Terence Conlon, 41, was one of the leaders of an organised crime group, based in Warwickshire, Kent, Scotland and Southern Spain.
The group imported cannabis and cocaine into the UK between 2006 and 2009. The drugs were brought into the Warwickshire area before being re-distributed nationwide.
Conlon, from Snitterfield, is currently serving an eight year custodial sentence after pleading guilty to the industrial importation of cannabis between 2007 and 2009 prior to trial in 2013.
When he appeared at Wolverhampton Crown Court on Friday (April 29, 2016), the court heard the 41 year-old had made £7.2 million through criminality.
He was ordered to pay £515,000 within three months or receive a further 3 1/2 years to his sentence.
Operation Damascus, as the investigation was known, has been one of the longest drug investigations undertaken by Warwickshire Police; lasting nearly eight years. It involved more than 220 officers from eight police forces, supported by the Regional Organised Crime Unit (ROCU).
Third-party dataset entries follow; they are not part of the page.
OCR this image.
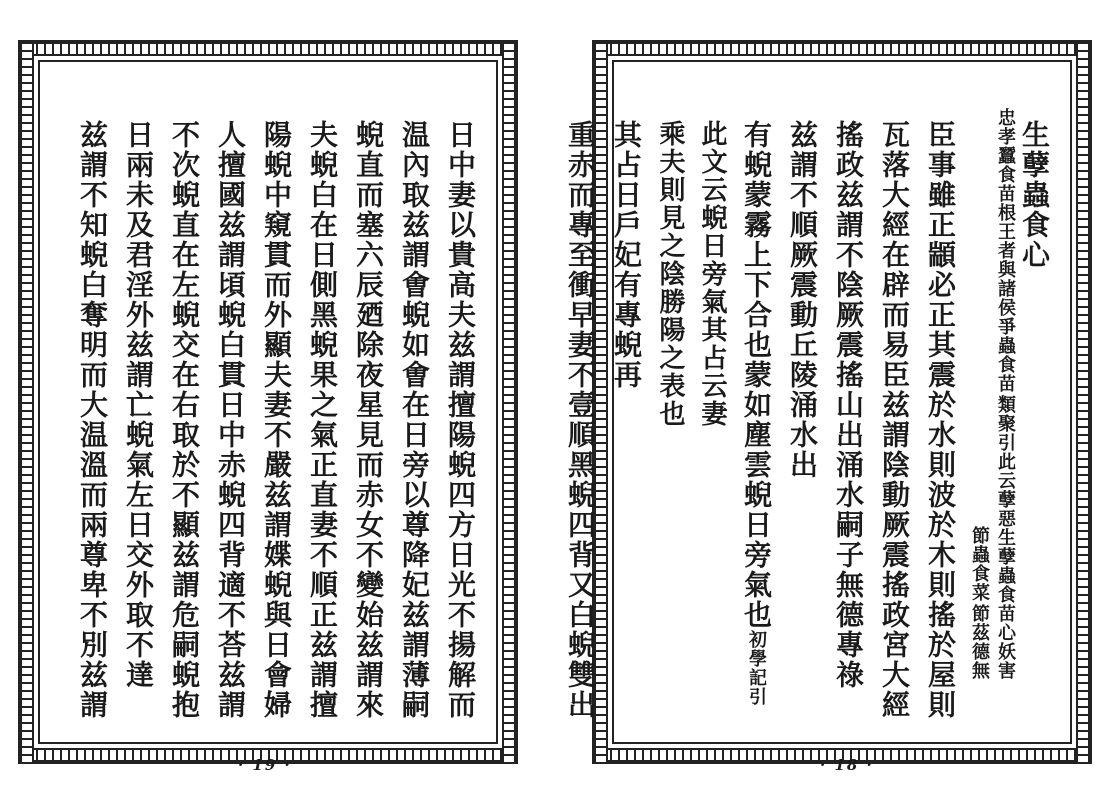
日中妻以貴高夫兹謂擅陽蜺四方日光不揚解而
温內取兹謂㑹蜺如㑹在日旁以尊降妃兹謂薄嗣
蜺直而塞六辰廼除夜星見而赤女不變始兹謂來
夫蜺白在日側黑蜺果之氣正直妻不順正兹謂擅
陽蜺中窺貫而外顯夫妻不嚴兹謂媟蜺與日會婦
人擅國兹謂頃蜺白貫日中赤蜺四背適不荅兹謂
不次蜺直在左蜺交在右取於不顯兹謂危嗣蜺抱
日兩未及君淫外兹謂亡蜺氣左日交外取不達
兹謂不知蜺白奪明而大温溫而兩尊卑不別兹謂
· 19 ·
生孽蟲食心
類聚引此云孽惡生孽蟲食苗心妖害
忠孝蠶食苗根王者與諸侯爭蟲食苗
節茲德無
節蟲食菜
臣事雖正顓必正其震於水則波於木則搖於屋則
瓦落大經在辟而易臣兹謂陰動厥震搖政宮大經
搖政兹謂不陰厥震搖山出涌水嗣子無德專祿
兹謂不順厥震動丘陵涌水出
有蜺蒙霧上下合也蒙如塵雲蜺日旁氣也初學記引
此文云蜺日旁氣其占云妻
乘夫則見之陰勝陽之表也
其占日戶妃有專蜺再
重赤而專至衝早妻不壹順黑蜺四背又白蜺雙出
· 18 ·
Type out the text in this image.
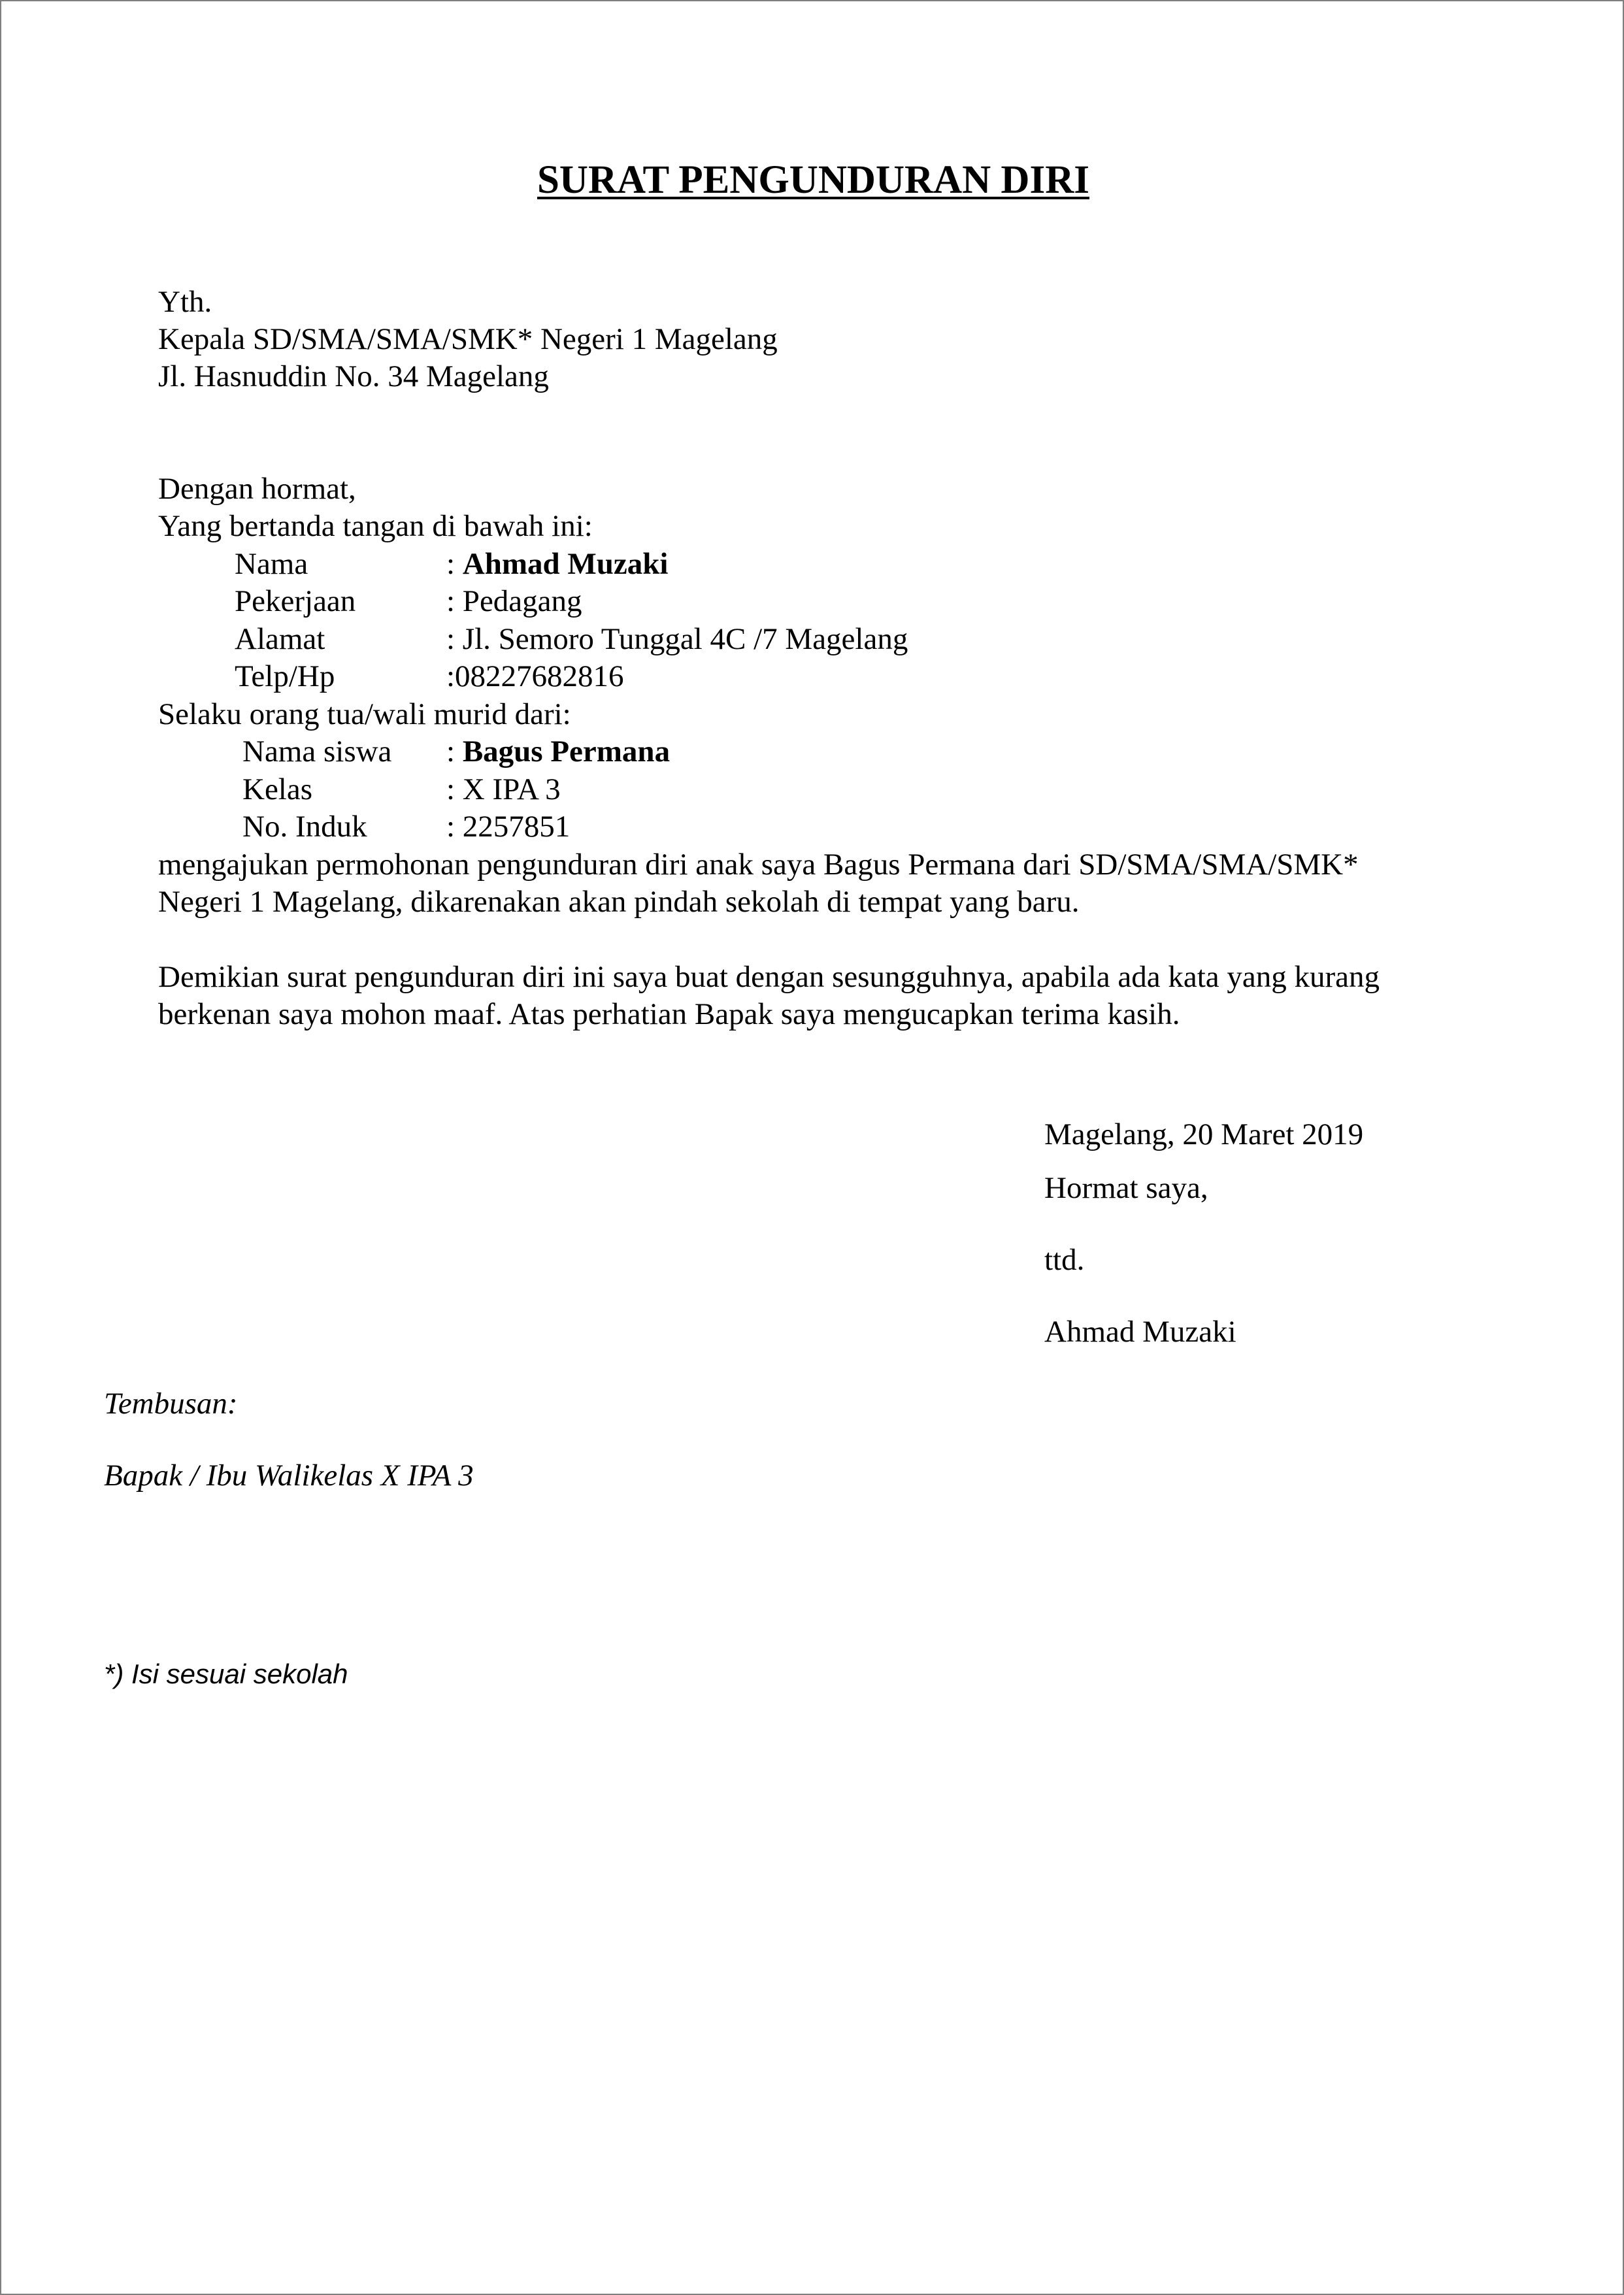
SURAT PENGUNDURAN DIRI
Yth.
Kepala SD/SMA/SMA/SMK* Negeri 1 Magelang
Jl. Hasnuddin No. 34 Magelang
Dengan hormat,
Yang bertanda tangan di bawah ini:
Nama	: Ahmad Muzaki
Pekerjaan	: Pedagang
Alamat	: Jl. Semoro Tunggal 4C /7 Magelang
Telp/Hp	:08227682816
Selaku orang tua/wali murid dari:
Nama siswa : Bagus Permana
Kelas	: X IPA 3
No. Induk	: 2257851
mengajukan permohonan pengunduran diri anak saya Bagus Permana dari SD/SMA/SMA/SMK*
Negeri 1 Magelang, dikarenakan akan pindah sekolah di tempat yang baru.
Demikian surat pengunduran diri ini saya buat dengan sesungguhnya, apabila ada kata yang kurang
berkenan saya mohon maaf. Atas perhatian Bapak saya mengucapkan terima kasih.
Magelang, 20 Maret 2019
Hormat saya,
ttd.
Ahmad Muzaki
Tembusan:
Bapak / Ibu Walikelas X IPA 3
*) Isi sesuai sekolah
Acting Detective Sergeant Kris Shore, from the Serious and Organised Crime Unit of Warwickshire Police and West Mercia Police, said: “Warwickshire Police, West Mercia Police and the Regional Asset Recovery Team have worked tirelessly to disrupt this organised crime group.
“This result should send out a clear message to others involved in illegal activity that not only will they be put before the courts to pay for their crimes, we will also seize any ill-gotten gains in the process.
“We are committed not only to catching and convicting criminals but also to identifying and confiscating their assets.”
A total of 10 people were jailed for 54 years as part of this investigation.